A Cushman & Wakefield/NorthMarq Featured Article
Land sales in the Twin Cities are finally showing some welcome signs of life with both transaction volume and sale prices on the rise.
“Things are starting to percolate, although sales are certainly not at the fever pitch that they were in 2004, 2005 and 2006,” says Dan Russ, a vice president in the Investment Services Group at Transwestern in Minneapolis. “But, it is starting to move in the right direction compared to the past few years, which has been stagnant.”
Land sales did not completely grind to a halt in the wake of the residential and commercial real estate downturn. The sales that occurred from 2008 through 2011, however, were dominated by residential parcels that were in distress or in the foreclosure process. Those bank-owned sales are tapering off, and demand is surfacing for good land sites for both residential and commercial projects.

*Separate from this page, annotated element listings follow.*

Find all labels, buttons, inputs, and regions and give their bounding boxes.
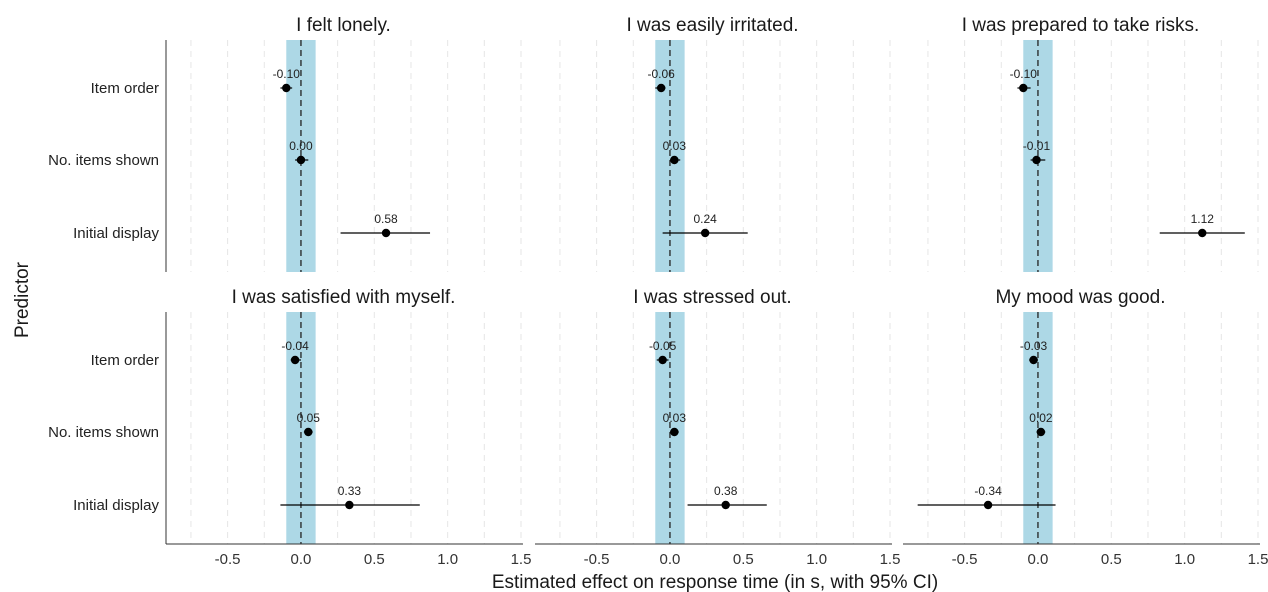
estimate-point (656, 83, 666, 93)
estimate-point (345, 500, 354, 510)
category-label: No. items shown (48, 424, 159, 441)
estimate-point (381, 228, 391, 238)
x-tick-label: 1.5 (880, 551, 901, 568)
estimate-label: 0.03 (663, 139, 687, 153)
x-tick-label: 0.5 (733, 551, 754, 568)
x-tick-label: -0.5 (952, 551, 978, 568)
x-tick-label: 0.5 (364, 551, 385, 568)
x-axis-title: Estimated effect on response time (in s,… (492, 572, 938, 592)
estimate-point (670, 427, 679, 437)
plot-area: Item order No. items shown Initial display… (48, 15, 1268, 568)
estimate-label: 0.00 (289, 139, 313, 153)
estimate-label: 0.58 (374, 212, 398, 226)
category-label: Item order (91, 80, 159, 97)
category-label: Item order (91, 352, 159, 369)
estimate-label: 0.03 (663, 411, 687, 425)
panel-title: I was satisfied with myself. (232, 287, 456, 308)
estimate-label: 0.24 (693, 212, 717, 226)
estimate-label: -0.04 (281, 339, 309, 353)
panel-6: -0.5 0.0 0.5 1.0 1.5 My mood was good. -0.03 0.… (903, 287, 1268, 568)
panel-1: Item order No. items shown Initial display… (48, 15, 522, 272)
estimate-label: -0.34 (974, 484, 1002, 498)
estimate-label: -0.05 (649, 339, 677, 353)
category-label: No. items shown (48, 152, 159, 169)
estimate-point (304, 427, 313, 437)
panel-4: Item order No. items shown Initial display… (48, 287, 531, 568)
estimate-label: 0.05 (297, 411, 321, 425)
estimate-label: -0.03 (1020, 339, 1048, 353)
estimate-point (296, 155, 306, 165)
estimate-label: -0.10 (1010, 67, 1038, 81)
x-tick-label: 1.0 (1174, 551, 1195, 568)
panel-title: I felt lonely. (296, 15, 391, 36)
estimate-point (1036, 427, 1046, 437)
estimate-point (721, 500, 730, 510)
estimate-label: 0.33 (338, 484, 362, 498)
panel-title: My mood was good. (995, 287, 1165, 308)
estimate-label: -0.06 (647, 67, 675, 81)
x-tick-label: 0.0 (1028, 551, 1049, 568)
x-tick-label: -0.5 (584, 551, 610, 568)
category-label: Initial display (73, 225, 159, 242)
category-label: Initial display (73, 497, 159, 514)
estimate-label: 0.02 (1029, 411, 1053, 425)
estimate-point (670, 155, 679, 165)
x-tick-label: 1.0 (437, 551, 458, 568)
panel-3: I was prepared to take risks. -0.10 -0.01 1… (927, 15, 1259, 272)
panel-title: I was prepared to take risks. (962, 15, 1200, 36)
x-tick-label: 1.0 (806, 551, 827, 568)
panel-title: I was stressed out. (633, 287, 791, 308)
estimate-point (290, 355, 300, 365)
estimate-point (983, 500, 993, 510)
panel-2: I was easily irritated. -0.06 0.03 0.24 (559, 15, 891, 272)
x-tick-label: 1.5 (1248, 551, 1268, 568)
panel-title: I was easily irritated. (626, 15, 798, 36)
estimate-point (658, 355, 667, 365)
estimate-label: 0.38 (714, 484, 738, 498)
x-tick-label: 0.5 (1101, 551, 1122, 568)
x-tick-label: 0.0 (291, 551, 312, 568)
estimate-point (1029, 355, 1038, 365)
estimate-point (1032, 155, 1041, 165)
x-tick-label: 0.0 (660, 551, 681, 568)
estimate-point (1198, 228, 1207, 238)
x-tick-label: 1.5 (511, 551, 532, 568)
estimate-label: -0.10 (273, 67, 301, 81)
y-axis-title: Predictor (12, 261, 33, 338)
estimate-point (1019, 83, 1028, 93)
x-tick-label: -0.5 (215, 551, 241, 568)
estimate-label: 1.12 (1191, 212, 1215, 226)
estimate-point (700, 228, 710, 238)
estimate-label: -0.01 (1023, 139, 1051, 153)
estimate-point (282, 83, 291, 93)
panel-5: -0.5 0.0 0.5 1.0 1.5 I was stressed out. -0.05… (535, 287, 900, 568)
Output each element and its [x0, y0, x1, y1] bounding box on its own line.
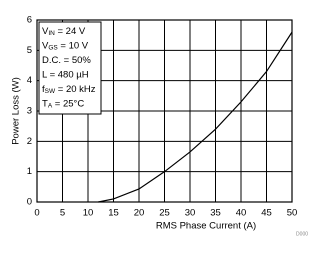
x-tick-label: 10: [83, 208, 94, 219]
x-tick-label: 40: [236, 208, 247, 219]
y-tick-label: 6: [27, 15, 32, 26]
annotation-text: = 10 V: [58, 40, 89, 51]
annotation: VGS = 10 V: [42, 40, 89, 51]
figure-code: D000: [296, 231, 308, 237]
x-tick-label: 35: [210, 208, 221, 219]
annotation-subscript: GS: [48, 44, 58, 51]
x-axis-label: RMS Phase Current (A): [156, 221, 256, 232]
annotation-subscript: SW: [45, 88, 56, 95]
x-tick-label: 0: [34, 208, 39, 219]
annotation-text: L = 480 µH: [42, 69, 89, 80]
annotation: L = 480 µH: [42, 69, 89, 80]
x-tick-label: 15: [108, 208, 119, 219]
y-tick-label: 0: [27, 197, 32, 208]
data-line: [98, 31, 293, 203]
annotation: fSW = 20 kHz: [42, 84, 96, 95]
annotation-symbol: V: [42, 40, 49, 51]
x-tick-label: 50: [287, 208, 298, 219]
x-tick-label: 5: [60, 208, 65, 219]
plot-border: [36, 19, 293, 203]
y-tick-label: 3: [27, 106, 32, 117]
annotation: VIN = 24 V: [42, 26, 86, 37]
x-tick-label: 25: [159, 208, 170, 219]
annotation-text: = 25°C: [52, 98, 84, 109]
annotation-box: [38, 21, 102, 115]
annotation-subscript: IN: [48, 30, 55, 37]
annotation: TA = 25°C: [42, 98, 84, 109]
x-tick-label: 20: [134, 208, 145, 219]
y-axis-label: Power Loss (W): [11, 77, 22, 145]
annotation-subscript: A: [48, 102, 53, 109]
y-tick-label: 4: [27, 75, 32, 86]
annotation: D.C. = 50%: [42, 55, 91, 66]
annotation-symbol: f: [42, 84, 45, 95]
annotation-symbol: T: [42, 98, 48, 109]
annotation-text: = 20 kHz: [55, 84, 96, 95]
y-tick-label: 2: [27, 136, 32, 147]
y-tick-label: 5: [27, 45, 32, 56]
x-tick-label: 30: [185, 208, 196, 219]
y-tick-label: 1: [27, 166, 32, 177]
annotation-text: D.C. = 50%: [42, 55, 91, 66]
annotation-text: = 24 V: [55, 26, 86, 37]
annotation-symbol: V: [42, 26, 49, 37]
x-tick-label: 45: [261, 208, 272, 219]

Year-to-date through August, Real Capital Analytics has noted more than 20 land sales that are earmarked for commercial or multifamily development projects, which range from a new Cabela’s store planned in Woodbury to a new medical office building slated for 10709 Wayzata Blvd. in Minnetonka. Land sales are back, and the improving economy is a key factor in that long-awaited recovery.
“The economy in the Twin Cities has outpaced the national numbers, which is a plus for land sales. We are ahead of a lot of other places in the country,” says Richard Palmiter, a vice president in the Land Services Group at CBRE in Bloomington.

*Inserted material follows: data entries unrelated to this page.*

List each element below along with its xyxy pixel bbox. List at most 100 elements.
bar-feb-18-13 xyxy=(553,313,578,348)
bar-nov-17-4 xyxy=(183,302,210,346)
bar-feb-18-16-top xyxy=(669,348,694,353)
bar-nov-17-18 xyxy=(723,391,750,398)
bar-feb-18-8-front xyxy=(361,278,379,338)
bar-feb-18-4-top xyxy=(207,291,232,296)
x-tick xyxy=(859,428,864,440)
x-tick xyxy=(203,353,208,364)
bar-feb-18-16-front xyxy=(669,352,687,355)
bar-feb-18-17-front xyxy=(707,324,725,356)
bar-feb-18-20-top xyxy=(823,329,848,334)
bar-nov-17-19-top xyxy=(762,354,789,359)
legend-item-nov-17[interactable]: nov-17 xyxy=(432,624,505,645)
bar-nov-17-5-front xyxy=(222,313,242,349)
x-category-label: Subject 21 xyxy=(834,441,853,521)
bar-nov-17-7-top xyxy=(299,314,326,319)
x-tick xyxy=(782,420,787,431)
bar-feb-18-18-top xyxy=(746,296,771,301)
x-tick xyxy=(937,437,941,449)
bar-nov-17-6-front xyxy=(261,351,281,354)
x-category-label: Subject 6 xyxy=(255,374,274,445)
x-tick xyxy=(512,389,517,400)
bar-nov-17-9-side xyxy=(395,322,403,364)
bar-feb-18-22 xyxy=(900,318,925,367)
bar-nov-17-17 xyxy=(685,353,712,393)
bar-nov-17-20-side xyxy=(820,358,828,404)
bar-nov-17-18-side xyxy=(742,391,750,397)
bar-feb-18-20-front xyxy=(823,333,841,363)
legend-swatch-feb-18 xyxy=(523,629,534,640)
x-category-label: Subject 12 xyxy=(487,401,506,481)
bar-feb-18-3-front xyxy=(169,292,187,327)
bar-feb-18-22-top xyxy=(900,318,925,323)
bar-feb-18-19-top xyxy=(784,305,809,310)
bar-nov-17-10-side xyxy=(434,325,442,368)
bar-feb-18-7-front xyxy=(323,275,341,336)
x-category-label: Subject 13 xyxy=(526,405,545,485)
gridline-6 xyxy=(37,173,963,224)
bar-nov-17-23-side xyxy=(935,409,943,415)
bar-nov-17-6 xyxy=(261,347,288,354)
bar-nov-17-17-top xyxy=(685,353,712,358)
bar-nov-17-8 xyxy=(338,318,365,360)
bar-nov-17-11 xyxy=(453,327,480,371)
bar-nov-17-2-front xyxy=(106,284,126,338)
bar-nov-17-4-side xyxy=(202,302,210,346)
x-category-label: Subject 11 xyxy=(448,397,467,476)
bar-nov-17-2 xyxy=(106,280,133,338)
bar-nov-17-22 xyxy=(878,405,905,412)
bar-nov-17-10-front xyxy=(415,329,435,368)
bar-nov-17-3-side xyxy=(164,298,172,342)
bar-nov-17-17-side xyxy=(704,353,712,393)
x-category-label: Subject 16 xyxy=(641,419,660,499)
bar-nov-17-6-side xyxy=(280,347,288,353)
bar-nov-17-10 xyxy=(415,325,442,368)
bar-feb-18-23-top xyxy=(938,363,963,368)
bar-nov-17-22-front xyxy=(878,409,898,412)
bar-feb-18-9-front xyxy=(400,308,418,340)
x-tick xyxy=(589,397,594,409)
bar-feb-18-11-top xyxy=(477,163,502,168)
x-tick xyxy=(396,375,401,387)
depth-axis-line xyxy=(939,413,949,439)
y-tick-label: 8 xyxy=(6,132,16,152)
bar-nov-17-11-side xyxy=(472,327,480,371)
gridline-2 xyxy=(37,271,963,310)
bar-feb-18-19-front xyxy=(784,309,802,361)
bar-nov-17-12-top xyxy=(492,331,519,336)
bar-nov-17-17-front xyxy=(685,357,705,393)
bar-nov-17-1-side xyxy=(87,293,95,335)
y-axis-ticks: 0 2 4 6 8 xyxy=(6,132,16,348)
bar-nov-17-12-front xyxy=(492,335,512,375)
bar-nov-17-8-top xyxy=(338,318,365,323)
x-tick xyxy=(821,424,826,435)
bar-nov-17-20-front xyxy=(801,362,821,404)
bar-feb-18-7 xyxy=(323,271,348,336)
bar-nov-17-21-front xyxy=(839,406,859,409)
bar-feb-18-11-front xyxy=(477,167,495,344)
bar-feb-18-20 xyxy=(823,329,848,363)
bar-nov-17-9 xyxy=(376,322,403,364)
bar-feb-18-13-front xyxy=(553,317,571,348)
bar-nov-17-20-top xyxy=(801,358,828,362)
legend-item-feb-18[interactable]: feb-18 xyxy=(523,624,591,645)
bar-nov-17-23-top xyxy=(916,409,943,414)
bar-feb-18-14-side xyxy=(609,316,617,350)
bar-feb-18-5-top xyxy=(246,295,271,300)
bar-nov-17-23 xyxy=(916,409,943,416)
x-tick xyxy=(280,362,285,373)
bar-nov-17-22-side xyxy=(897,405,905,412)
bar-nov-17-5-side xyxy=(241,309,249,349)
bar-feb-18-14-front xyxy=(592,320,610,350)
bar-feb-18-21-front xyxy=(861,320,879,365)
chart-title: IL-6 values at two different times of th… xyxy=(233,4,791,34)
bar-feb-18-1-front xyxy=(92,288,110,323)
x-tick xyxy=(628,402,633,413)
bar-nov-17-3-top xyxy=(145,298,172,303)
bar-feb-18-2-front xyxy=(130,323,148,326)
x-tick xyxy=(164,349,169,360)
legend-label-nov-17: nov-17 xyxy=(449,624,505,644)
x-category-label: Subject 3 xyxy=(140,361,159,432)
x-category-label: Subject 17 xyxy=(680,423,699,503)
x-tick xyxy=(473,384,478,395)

One of the big drivers behind the renewed appetite for land is growing demand from all types of residential, including single-family, apartments, student housing and senior housing projects.
“Single-family, and good, strong suburban markets that are led by strong schools districts, are extremely hot,” says Luke Appert, a senior associate in brokerage services at Cushman & Wakefield/NorthMarq in Bloomington. “We’re seeing an unbelievable amount of activity for land sales on the single-family side.”

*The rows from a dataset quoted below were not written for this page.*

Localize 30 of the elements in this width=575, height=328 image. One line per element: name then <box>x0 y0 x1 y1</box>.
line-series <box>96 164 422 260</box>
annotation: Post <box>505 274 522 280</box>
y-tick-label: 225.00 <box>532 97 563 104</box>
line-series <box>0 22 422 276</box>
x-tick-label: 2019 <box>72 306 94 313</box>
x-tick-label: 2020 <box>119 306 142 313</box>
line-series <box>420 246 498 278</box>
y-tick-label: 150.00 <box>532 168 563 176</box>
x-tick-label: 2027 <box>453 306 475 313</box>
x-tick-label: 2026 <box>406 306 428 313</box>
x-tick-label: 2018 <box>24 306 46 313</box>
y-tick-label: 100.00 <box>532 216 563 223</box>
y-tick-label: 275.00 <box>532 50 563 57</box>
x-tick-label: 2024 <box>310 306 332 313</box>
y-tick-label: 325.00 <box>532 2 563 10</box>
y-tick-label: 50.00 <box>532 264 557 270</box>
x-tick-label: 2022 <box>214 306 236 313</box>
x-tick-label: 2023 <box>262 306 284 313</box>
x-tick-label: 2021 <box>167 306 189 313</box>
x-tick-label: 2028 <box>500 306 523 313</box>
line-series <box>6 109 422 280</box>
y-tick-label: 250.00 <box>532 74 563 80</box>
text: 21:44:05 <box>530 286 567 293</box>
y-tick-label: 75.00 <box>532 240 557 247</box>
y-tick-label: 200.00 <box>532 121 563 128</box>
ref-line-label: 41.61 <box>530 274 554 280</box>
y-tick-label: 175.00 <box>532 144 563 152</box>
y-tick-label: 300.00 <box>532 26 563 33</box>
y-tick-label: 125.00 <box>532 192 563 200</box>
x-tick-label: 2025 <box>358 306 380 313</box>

Even so, home builders are still leery of going too far out in the cornfields and are mostly staying within the I-494 and I-694 ring.
In-fill locations in Minneapolis, St. Paul and first tier suburbs such as St. Louis Park are in demand for new Class A apartment developments. For example, C&W/NorthMarq represented the buyer in the $4.85 million acquisition of the 3.55-acre site of a former Chili’s restaurant and an Olive Garden in the southwest quadrant of Highway 100 and Interstate 394.
That price tag puts the acquisition cost at a premium: about $30,700 per apartment unit. An entity related to Dolce Living Homes LLC of Hallendale, Fla., is planning to build 158 units of high-end apartments near the West End area of St. Louis Park. A number of interested bidders were vying for that project even though the land does not have entitlements.
“That is a good example of how hot this Class A apartment market is, and the risks that developers will take for an A+ type of site,” says Appert.
Although there has been a trickle of build-to-suit projects in recent years, momentum appears to be growing among industrial and retail projects, while office projects continue to lag as that sector of the market recovers.
Industrial developers are starting to buy land again for both build-to-suit and speculative projects in areas such as Shakopee, Roseville and Rogers. On the retail side, in-fill development projects have continued, and developers are acquiring sites for big box retailers such as Wal-Mart, Costco and Fleet Farm.
“Location, location, location. That is the driving force behind land sales,” says Palmiter. “Transportation corridors, school districts and job locations — people are paying a lot of attention to those today.”
Prices are on the rise
The return of development has bolstered land prices. Raw land value for residential development has doubled, or nearly doubled, in the last 18 months in some in-demand markets, noted Appert. For example, C&W/NorthMarq received five different offers on a residential land parcel it was selling in Cottage Grove a year ago. The property closed for about $40,000 per acre. The company is currently listing a parcel for sale in the same area with offers of nearly $80,000.
According to Appert, values for single-family residential lots in high-demand locations have recovered about 80 percent to 90 percent of their values compared with the peak of the market in 2006 and 2007.
Developers also are willing to pay higher prices for good in-fill sites. Two years ago, in-fill redevelopment sites for apartment projects were selling at a price that equates to about $12,000 to $15,000 per apartment unit. In recent months, prices have increased to more than $20,000 per unit, and in some cases, premium sites have been commanding prices of $25,000 per unit or higher, noted Appert.
That rebound in pricing is fueling the supply of land deals on the market. Russ recently received two new land listings in Chaska, one for a 10-acre parcel in downtown Chaska and another for a 52-acre listing from the University of Minnesota near the Landscape Arboretum.
“I think people are looking at their inventory and thinking that it is potentially a good time to bring it to market as the past four years have been disastrous for raw land sales,” says Russ.